Christina MacRae: Guest Editor for April/ May

About Christina:


Christina MacRae works as a freelance arts practitioner.  She is also currently a part-time researcher at Manchester Metropolitan University where her research interests are in young children`s art making. With an original background in Early Years teaching, she then changed direction to study art. She is currently developing her own art practice, one that is concerned with collected objects and how we surround ourselves with them. As a researcher she is interested in putting art theory to work by allowing it to feed into her research methods. As an artist developing an emerging practice she is also trying to explore how she can use her practice as an ongoing enquiry into collection and relations between people and objects.  The Arts and Humanities Research Council recently funded Christina to undertake a practice-led artist residency in an early years classroom: the Secret Life of Objects  


Christina has joined up with fellow West Yorkshire artists, Susy Thomas, Shelagh Whitehead, and joevanka gregory, to form a practice focussed networking and reflective group: Threads


The practice of documentation: Guest Editor statement:


"The theme of this guest editorship will be focussed on the practice of documentation.

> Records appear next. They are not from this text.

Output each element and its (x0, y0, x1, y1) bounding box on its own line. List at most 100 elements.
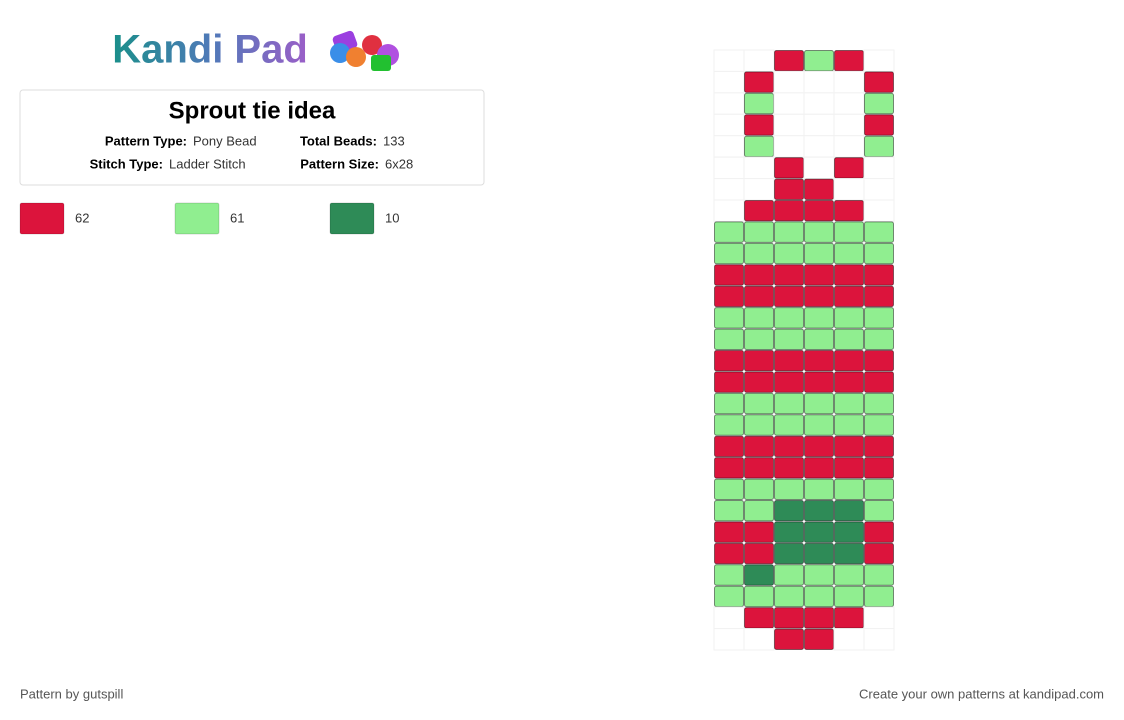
bead (714, 350, 744, 372)
bead (804, 178, 834, 200)
bead (864, 371, 894, 393)
empty-cell (863, 628, 895, 651)
empty-cell (713, 156, 745, 180)
logo-beads (330, 30, 399, 71)
empty-cell (713, 92, 745, 115)
info-card (19, 89, 485, 186)
bead (834, 50, 864, 72)
bead (804, 478, 834, 501)
bead (714, 414, 744, 436)
bead (744, 435, 774, 458)
bead (744, 135, 774, 158)
info-value: Pony Bead (193, 133, 257, 148)
bead (834, 521, 864, 543)
bead (864, 457, 894, 479)
bead (864, 221, 894, 243)
bead (864, 542, 894, 565)
bead (804, 328, 834, 351)
empty-cell (833, 628, 865, 651)
bead (774, 500, 804, 522)
bead (804, 542, 834, 565)
bead (744, 371, 774, 393)
bead (804, 371, 834, 393)
bead (774, 628, 804, 650)
bead (714, 371, 744, 393)
bead (774, 242, 804, 265)
bead (804, 521, 834, 543)
color-swatch (329, 202, 375, 235)
bead (834, 307, 864, 329)
bead (864, 71, 894, 93)
empty-cell (833, 135, 865, 158)
bead (864, 307, 894, 329)
bead (834, 264, 864, 286)
bead (774, 414, 804, 436)
empty-cell (713, 199, 745, 222)
bead (774, 221, 804, 243)
info-value: 133 (383, 133, 405, 148)
bead (744, 71, 774, 93)
bead (744, 521, 774, 543)
bead-count: 61 (230, 210, 244, 225)
bead (744, 585, 774, 608)
empty-cell (863, 199, 895, 222)
bead (744, 564, 774, 586)
bead (804, 200, 834, 222)
empty-cell (863, 49, 895, 72)
bead (714, 392, 744, 415)
info-label: Pattern Type: (105, 133, 187, 148)
empty-cell (773, 92, 805, 115)
bead (744, 114, 774, 136)
empty-cell (803, 135, 835, 158)
info-value: 6x28 (385, 156, 413, 171)
bead (714, 564, 744, 586)
bead (774, 435, 804, 458)
bead (834, 392, 864, 415)
bead (774, 285, 804, 308)
bead-count: 62 (75, 210, 89, 225)
empty-cell (833, 113, 865, 137)
bead (744, 478, 774, 501)
bead (834, 242, 864, 265)
bead (834, 221, 864, 243)
bead (714, 478, 744, 501)
empty-cell (863, 606, 895, 630)
empty-cell (713, 606, 745, 630)
bead (804, 392, 834, 415)
empty-cell (803, 113, 835, 137)
bead (714, 521, 744, 543)
bead (744, 242, 774, 265)
empty-cell (803, 156, 835, 180)
bead (714, 285, 744, 308)
bead (864, 478, 894, 501)
bead (834, 500, 864, 522)
bead (864, 92, 894, 115)
bead (744, 457, 774, 479)
bead (834, 457, 864, 479)
bead (804, 221, 834, 243)
bead (714, 585, 744, 608)
bead (834, 285, 864, 308)
bead (804, 500, 834, 522)
logo[interactable]: Kandi Pad (112, 28, 308, 72)
bead (864, 264, 894, 286)
bead (834, 564, 864, 586)
bead (804, 628, 834, 650)
bead (744, 285, 774, 308)
bead (744, 92, 774, 115)
bead (744, 221, 774, 243)
bead (804, 307, 834, 329)
bead (744, 328, 774, 351)
bead (864, 435, 894, 458)
bead (864, 135, 894, 158)
empty-cell (833, 178, 865, 201)
footer-link[interactable]: Create your own patterns at kandipad.com (859, 686, 1104, 701)
bead (834, 607, 864, 629)
bead (744, 414, 774, 436)
empty-cell (713, 178, 745, 201)
bead (774, 350, 804, 372)
bead (834, 371, 864, 393)
bead (804, 414, 834, 436)
empty-cell (773, 113, 805, 137)
bead (864, 242, 894, 265)
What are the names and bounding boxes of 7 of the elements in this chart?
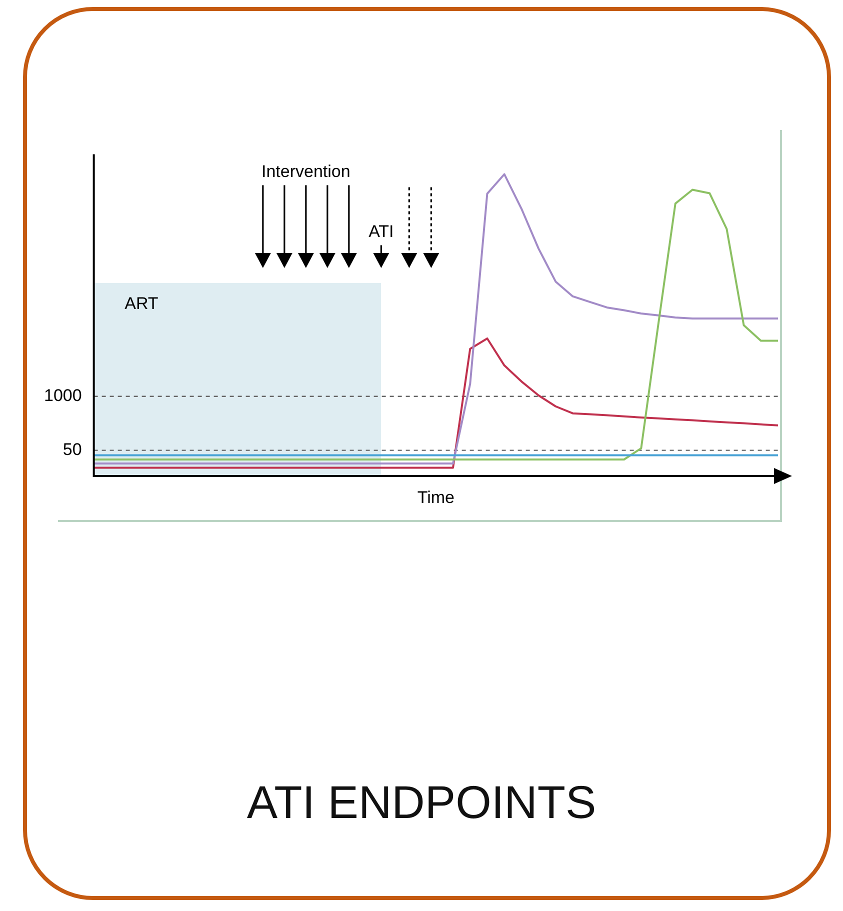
annotation: Intervention xyxy=(261,162,350,181)
y-tick-label: 1000 xyxy=(44,386,82,406)
text: ATI ENDPOINTS xyxy=(246,775,598,829)
y-tick-label: 50 xyxy=(62,440,82,460)
x-axis-title: Time xyxy=(417,488,454,508)
annotation: ATI xyxy=(368,222,394,241)
annotation: ART xyxy=(124,294,158,313)
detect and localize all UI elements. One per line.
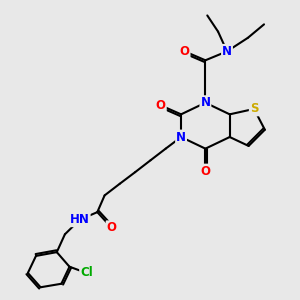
Text: Cl: Cl: [80, 266, 93, 279]
Text: N: N: [222, 45, 232, 58]
Text: O: O: [200, 165, 210, 178]
Text: N: N: [200, 96, 210, 109]
Text: O: O: [180, 45, 190, 58]
Text: S: S: [250, 102, 258, 116]
Text: HN: HN: [70, 213, 90, 226]
Text: O: O: [156, 99, 166, 112]
Text: O: O: [106, 221, 117, 234]
Text: N: N: [176, 130, 186, 143]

As a researcher and as an artist, documenting my work in the form of sketchbooks and journals is an important practice.  It allows me to return to events, ideas, and objects for ongoing re-interpretation. I work collaboratively in schools and early years settings and at the moment I am experimenting with ways of opening my documentation out in order to make it a more shared, conversational and dialogic tool, instead of one mainly concerned with my own thinking.  I would like to find out how other researchers, artists and teachers use documentation to as a shared space for reflection and for creative action.  I am interested in how different approaches to documentation might leak into each other to form local and hybrid approaches, and how documentation can make visible and help sustain a creative community of practice.  I also hope to explore the ethical dimension of documentation, both the difficulties that it can raise, as well as the potential for a creating a culture of relationality."